Rogo aos céus sinais improváveis que não me impedirão de tomar atitudes estúpidas no futuro.
As circunstâncias gritam não. O instinto sussura, quase inaudível, para ir em frente.
Medo e desejo transitam no campo minado da improbabilidade.
Na mais das vezes,  espero  que tudo vá pelos ares sem que se possa identificar os destroços de toda incoerência.
Se apenas bombeia sangue, o coração não é um órgão vital, não passa de um gerador de imbecialidade infinita, facilmente substituíveis por artefatos mecânicos.
É  preciso disparar, bater apertado, sair pela goela e com sorte, quase parar, por paixão, por um ideal que valha a pena seguir em frente.
O que torna as pessoas medíocres são as oportunidades que elas jogam pela janela enquanto abrem as portas para as ideologias baratas vendidas como milagres.
Esqueça os meios e o "caminho do padre", varra os cantos, limpe as vidraças e refresque-se na sua própria santidade.

Garota de Papel

Sob a pele escondo histórias que não tem meio nem fim.
Os olhos, caleidoscópicos, se iludem no espelho.
Nas veias circulam boatos do que fui.
Inalo boas lembranças, exalo planos absurdos.
Na mente, lista, números e mais listas de tantos pormenores.
A realidade servida às traças, cede a honra para a fantasia.

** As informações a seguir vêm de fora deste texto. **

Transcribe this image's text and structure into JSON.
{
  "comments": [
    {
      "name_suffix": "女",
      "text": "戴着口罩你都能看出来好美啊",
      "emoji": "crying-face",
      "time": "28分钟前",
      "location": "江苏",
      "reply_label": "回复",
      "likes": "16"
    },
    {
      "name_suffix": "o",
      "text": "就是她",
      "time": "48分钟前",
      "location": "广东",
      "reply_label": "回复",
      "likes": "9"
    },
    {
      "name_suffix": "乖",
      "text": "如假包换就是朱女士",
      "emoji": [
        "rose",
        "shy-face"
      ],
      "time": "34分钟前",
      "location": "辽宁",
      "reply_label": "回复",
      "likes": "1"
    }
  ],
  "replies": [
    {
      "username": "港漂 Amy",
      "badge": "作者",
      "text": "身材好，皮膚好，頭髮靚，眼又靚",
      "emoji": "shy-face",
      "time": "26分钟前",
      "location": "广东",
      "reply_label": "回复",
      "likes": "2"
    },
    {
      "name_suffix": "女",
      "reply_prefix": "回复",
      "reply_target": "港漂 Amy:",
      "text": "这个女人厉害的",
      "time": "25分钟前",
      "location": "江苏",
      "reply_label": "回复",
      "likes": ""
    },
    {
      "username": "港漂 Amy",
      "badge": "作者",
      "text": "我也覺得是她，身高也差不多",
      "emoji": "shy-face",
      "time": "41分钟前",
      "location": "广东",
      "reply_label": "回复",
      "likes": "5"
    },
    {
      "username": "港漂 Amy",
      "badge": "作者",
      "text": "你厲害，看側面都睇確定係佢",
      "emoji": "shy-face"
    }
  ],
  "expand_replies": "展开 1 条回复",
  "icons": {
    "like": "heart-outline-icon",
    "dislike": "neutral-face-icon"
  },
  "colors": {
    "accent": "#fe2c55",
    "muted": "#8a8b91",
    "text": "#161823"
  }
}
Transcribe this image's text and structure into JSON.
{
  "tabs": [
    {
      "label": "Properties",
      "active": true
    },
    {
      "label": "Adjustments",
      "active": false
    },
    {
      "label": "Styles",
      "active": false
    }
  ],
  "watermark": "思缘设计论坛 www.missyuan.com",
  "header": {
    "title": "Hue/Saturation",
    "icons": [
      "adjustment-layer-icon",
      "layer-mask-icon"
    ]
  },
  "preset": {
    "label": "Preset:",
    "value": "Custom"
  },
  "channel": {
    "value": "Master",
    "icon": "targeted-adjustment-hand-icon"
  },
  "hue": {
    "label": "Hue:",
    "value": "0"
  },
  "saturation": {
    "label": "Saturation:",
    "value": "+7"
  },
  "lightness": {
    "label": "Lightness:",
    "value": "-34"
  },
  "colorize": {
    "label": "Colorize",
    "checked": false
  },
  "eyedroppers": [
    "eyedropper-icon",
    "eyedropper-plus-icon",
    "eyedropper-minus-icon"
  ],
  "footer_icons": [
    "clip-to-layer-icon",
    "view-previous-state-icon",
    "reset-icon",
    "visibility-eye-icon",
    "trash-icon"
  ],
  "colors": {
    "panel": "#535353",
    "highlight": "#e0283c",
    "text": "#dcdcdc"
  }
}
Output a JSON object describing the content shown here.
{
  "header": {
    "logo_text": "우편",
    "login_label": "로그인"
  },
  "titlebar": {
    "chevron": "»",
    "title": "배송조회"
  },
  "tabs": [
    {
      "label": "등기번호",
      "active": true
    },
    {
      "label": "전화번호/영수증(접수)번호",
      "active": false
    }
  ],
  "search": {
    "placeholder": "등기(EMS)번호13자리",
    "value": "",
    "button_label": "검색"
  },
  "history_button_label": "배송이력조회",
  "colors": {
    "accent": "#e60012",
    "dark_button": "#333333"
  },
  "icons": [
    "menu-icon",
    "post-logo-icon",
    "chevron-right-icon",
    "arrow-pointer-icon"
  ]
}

Com toda a positividade que há em mim

O perfume que se espalha com o vento é inebriante.
No meu peito, canta, e nas curvas, dança.
Me faz, aflita, querer ser artista, 
Eternizar, com meras palavras, meu amor infinito.
Felicidade não é o destino, nem o caminho.
Felicidade é o que sinto quando você me tira do sério e me leva paz.

Entre insistir e desistir


As horas tinham se arrastado até aquele momento,  mas então,  não precisava mais de relógios, não havia mais tempo.
Sustentava um sorriso sincero apesar das pernas bambas.
Canções baratas preenchiam o  curto silêncio entre um assunto e outro.                              
Confissões,  conselhos. Ou quase isso.                                      
Cinco taças depois, os olhos se rendiam às lágrimas repetidas,  já tinha mexido em todas as feridas e a verdade doía feito faca na carne.
A rejeição é insuportável.

Passado e futuro lutam bravamente , mas o presente está cansado de assistir.
Não quer jogar a toalha, precisa entrar no ringue (para bater ou perder).

Labaredas congeladas

O mede insiste em se manter imaculadamente próximo, mesmo com a reverberante verdade de que o perigo nunca esteve presente.

Fagulhas de arrependimento pairam sobre o ego.
Faíscas contidas aos poucos transformadas em brasas.
Álgido como há de ser a neve, escolhes então a morte como quem se cobre com seda ao desprezar as vestes rasgadas.

Sê então mórbido para com aquele que não teve nenhum entusiasmo.
A claridade incomoda os dias que parecem despertar de noites ébrias, Com ingratidão os olhos se fecham no mesmo rosto que outrora conteve risos histéricos.
Sigo como quem tenta fugir de si mesmo, em vão.

Parece Asma

Resmungam os pulmões enquanto se inflam para receber o ar que parece ter se perdido ao adentrar as narinas,  chega a doer o peito como se tivesse sofrido um ligeiro impacto,
O coração bombeia oscilante, não mais cultiva o prazer que outrora foi impulso da imaginação.
Me dê um gole d’água ou talvez um soco nas costelas. Me devolva o direito de respirar.


Soluço

Desejos vis inconfessáveis.
Tão longe da razão e a um passo da loucura.
Pensamentos que não se calam, 
sentimentos que não se aquietam.
Cambaleio por entres os dias, esperando que a dor cesse, a matéria apodrece mais lentamente que a alma. 
Vago por entre a estupidez e a ignorância, tenho me tornado igual aqueles que eu detesto, Isso faz de mim pior que qualquer um deles.
Esperando que o tempo me impulsione,
Fecho os olhos, suspendo a respiração.
Nada adianta. O sentido literal não pode de ser alterado.